Thursday, June 9, 2016

The Teflon Septum


Disco TGI Bar by John Vance.jpg

Charles liked to brag to us, in between his flagrant bouts of work avoidance, that he was a complete burnout because of the 70s and the disco scene in New York City back then. Of course, it didn't hurt his existential angst that he was also a complete asshole to the entire company, but that didn't seem to deflate his overwrought sense of self at all. I'd never met someone so arrogant with so little skill before, because I never saw him actually design anything. Nothing. Not one book cover. It was fascinating to me. Not that it stopped him from taking credit for other people's designs made under his "direction", which was such a fucking joke compared to our grueling schedules and after-hours work that we began a more honest and realistic process of each designer claiming credit for his or her own work. 

He never talked to me about books, computers, design, technology, or publishing, except if it was to order me to help him through another horrible crise, in staged scenes with tons of sighing and nasty looks made from his inert position behind his desk. Oh, and he liked my handsome new boyfriend Dave, so he thought up a way to take pictures of him by using a potential book cover design about Jewish people with us as the romantic couple in some test shots, but after just one cursory glance, the design was immediately killed because Dave and I are so obviously goyim, even in profile, just like his dip-shit test Polaroid of us taken in the office one afternoon. Before his budget was completely cut-off, though, he made me take the train to some far-out Brooklyn photographer's fancy brick studio in the middle of a work day for yet another test shoot. I was just happy to get the fuck out of the office for a little while.

He was also one of the most grossly incompetent people in power I'd ever worked with, which naturally led us to question his position of authority at the company. How? How the fuck had this even happened? The "higher-ups" at the house gave us a string of excuses, like he had a lot of work experience, and that he'd been bounced from every single work department we have in publishing, which didn't make us feel any better about him, especially because we were all working class kids busting ass in a too-expensive city not designed for us. It was like the city had become a gay stage set for rich white out-of-towners, which we clung to as more favorable than the nightmarish 70s and crack-fueled 80s. Of course, Charles had loved that time period the best!
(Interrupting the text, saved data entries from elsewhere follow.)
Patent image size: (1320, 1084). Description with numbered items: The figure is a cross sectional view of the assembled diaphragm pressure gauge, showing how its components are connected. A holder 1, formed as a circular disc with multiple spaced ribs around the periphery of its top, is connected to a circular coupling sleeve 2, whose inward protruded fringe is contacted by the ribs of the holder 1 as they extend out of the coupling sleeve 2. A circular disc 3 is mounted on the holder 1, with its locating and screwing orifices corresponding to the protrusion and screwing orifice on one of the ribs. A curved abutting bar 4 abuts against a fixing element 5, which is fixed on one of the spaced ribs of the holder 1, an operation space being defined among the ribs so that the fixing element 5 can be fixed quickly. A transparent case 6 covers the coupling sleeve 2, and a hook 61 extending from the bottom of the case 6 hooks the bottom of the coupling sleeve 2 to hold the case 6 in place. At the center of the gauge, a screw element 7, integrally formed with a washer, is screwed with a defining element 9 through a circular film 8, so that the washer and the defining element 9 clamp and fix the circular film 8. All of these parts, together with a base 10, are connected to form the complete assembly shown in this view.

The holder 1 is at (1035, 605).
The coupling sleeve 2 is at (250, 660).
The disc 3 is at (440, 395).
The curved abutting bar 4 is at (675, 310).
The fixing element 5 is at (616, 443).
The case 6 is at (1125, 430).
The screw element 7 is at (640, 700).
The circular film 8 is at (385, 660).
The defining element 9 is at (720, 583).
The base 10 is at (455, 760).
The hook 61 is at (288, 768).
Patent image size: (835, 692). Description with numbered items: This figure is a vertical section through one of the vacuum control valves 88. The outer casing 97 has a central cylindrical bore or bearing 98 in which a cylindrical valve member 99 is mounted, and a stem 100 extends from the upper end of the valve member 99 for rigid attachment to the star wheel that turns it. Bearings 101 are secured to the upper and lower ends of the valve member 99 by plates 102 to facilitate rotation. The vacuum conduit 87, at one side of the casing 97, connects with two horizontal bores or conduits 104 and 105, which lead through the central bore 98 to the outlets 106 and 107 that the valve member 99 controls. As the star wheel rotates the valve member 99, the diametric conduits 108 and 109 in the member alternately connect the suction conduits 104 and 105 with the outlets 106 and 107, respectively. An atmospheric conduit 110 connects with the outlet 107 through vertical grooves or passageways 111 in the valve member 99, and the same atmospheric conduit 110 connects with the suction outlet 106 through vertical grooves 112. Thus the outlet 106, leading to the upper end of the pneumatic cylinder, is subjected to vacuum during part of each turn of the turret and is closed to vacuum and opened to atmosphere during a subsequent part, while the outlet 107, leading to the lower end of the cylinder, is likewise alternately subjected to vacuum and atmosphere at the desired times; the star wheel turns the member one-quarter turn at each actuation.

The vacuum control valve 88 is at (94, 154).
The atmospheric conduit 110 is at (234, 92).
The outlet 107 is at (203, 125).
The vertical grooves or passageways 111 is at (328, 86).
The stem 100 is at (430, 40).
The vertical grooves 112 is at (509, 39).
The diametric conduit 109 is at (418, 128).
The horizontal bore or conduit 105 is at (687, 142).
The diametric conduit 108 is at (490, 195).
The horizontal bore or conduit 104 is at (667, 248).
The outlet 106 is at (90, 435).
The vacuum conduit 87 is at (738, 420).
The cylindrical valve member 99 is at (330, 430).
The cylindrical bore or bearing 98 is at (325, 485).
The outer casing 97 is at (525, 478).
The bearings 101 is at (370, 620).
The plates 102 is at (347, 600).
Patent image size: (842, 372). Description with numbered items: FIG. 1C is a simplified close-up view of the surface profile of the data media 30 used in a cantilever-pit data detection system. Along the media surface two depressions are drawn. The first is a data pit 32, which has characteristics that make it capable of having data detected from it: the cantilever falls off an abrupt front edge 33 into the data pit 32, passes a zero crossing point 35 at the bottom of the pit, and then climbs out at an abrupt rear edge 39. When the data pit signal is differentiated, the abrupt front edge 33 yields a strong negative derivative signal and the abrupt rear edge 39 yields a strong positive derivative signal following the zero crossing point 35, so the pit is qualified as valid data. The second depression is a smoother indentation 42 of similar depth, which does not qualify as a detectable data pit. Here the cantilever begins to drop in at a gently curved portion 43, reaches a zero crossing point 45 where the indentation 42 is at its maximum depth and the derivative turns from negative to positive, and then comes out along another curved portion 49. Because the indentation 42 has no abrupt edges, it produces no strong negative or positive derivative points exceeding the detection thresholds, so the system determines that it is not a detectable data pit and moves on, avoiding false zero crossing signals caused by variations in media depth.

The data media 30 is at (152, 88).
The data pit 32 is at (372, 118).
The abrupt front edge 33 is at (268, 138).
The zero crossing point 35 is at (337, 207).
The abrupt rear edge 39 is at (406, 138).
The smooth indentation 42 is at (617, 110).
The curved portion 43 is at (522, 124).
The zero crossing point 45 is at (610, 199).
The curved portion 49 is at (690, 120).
He'd sweep through the office with his air of superiority, stopping by our desks only to share more of his greatness with us, like his rank of Buddhist priest (get the fuck out!), or his splitting headache that required pills from the nurse's office, or his clogged sinuses that were the result of poor drainage because of his, ahem, compromised nasal passages. Okay...whatever. It didn't take with me as even a casual recreational drug reference, because during my supposedly "hippie" days at O-Town that were greatly exaggerated by my much more productively "high" group of friends (I worked too much, went to classes, and got tired in the evenings or nursed bad hangovers from too much drink in secret), I actually got a real education.

So, Charles, had to gear up for another wittily dropped bon mot that seemed cool and casual, le tres chic. The next time he had a diva fit of "the vapors" in the office during actual work hours, waving around a gauzy, thin, brightly-colored hankie while dancing around to George Michael (hint, HINT), he dramatically paused by my studio desk to declare the same poor nasal passages with the clear sign of a finger held against the side of his nose. OH! You were..in the mob? That's what it used to mean here in the city. Tsk! Nooo, Marie. Sigh...I was so dreadfully dull and uncool to talk to. "I have a 'Teflon' septum!" Okay, wait a minute, are you telling me that you have an artificial bridge in your nose? The conversation only became more baffling to me with his continued explanations that he thought were so subtle.

Finally, he gave it up to me in a normal voice that was his alone, and not the affected soprano he usually trilled around us airily. "No! I had a deviated septum that I 'burned through' completely that had to be replaced." Jesus! I didn't realize allergies could be that bad! That actually happens...huh. No! Marie! His shoulder sagged as the hot pompous air deflated right the fuck out of him, only to be squared again while he quipped at me that "children" today were soooo ignorant. "I did a lot of 'coke" during the seventies!" Oh! Aha! I had inadvertently caused one of the biggest douchebags ever to work in publishing to declare loudly, out in the open, that he was a washed-up addict, right in front of a bunch of rabid designers who hated him with the passion of a thousand burning suns. My day was finally done.

Of course, the bitch that replaced him was even more insufferable, but at least we had our jobs and cover designs back. And one less "former" manager of "The Village People", but only during their really early days on the club scene, like wayyyy before their peak Studio 54 days, so if you look him up, you won't find him in the liner notes credited as their manager because he worked for free back then, just for the love of music. Sigh...he was so naive back then. Uh huh, of course not. Why would there be an actual documented work history for him to have that we could verify and see? We had all the ammo against him that we needed for his ousting, and that was before the hot pants-wearing gay boy messenger service became a regular thing for him. Thanks, Charles! You finally did me a real "solid".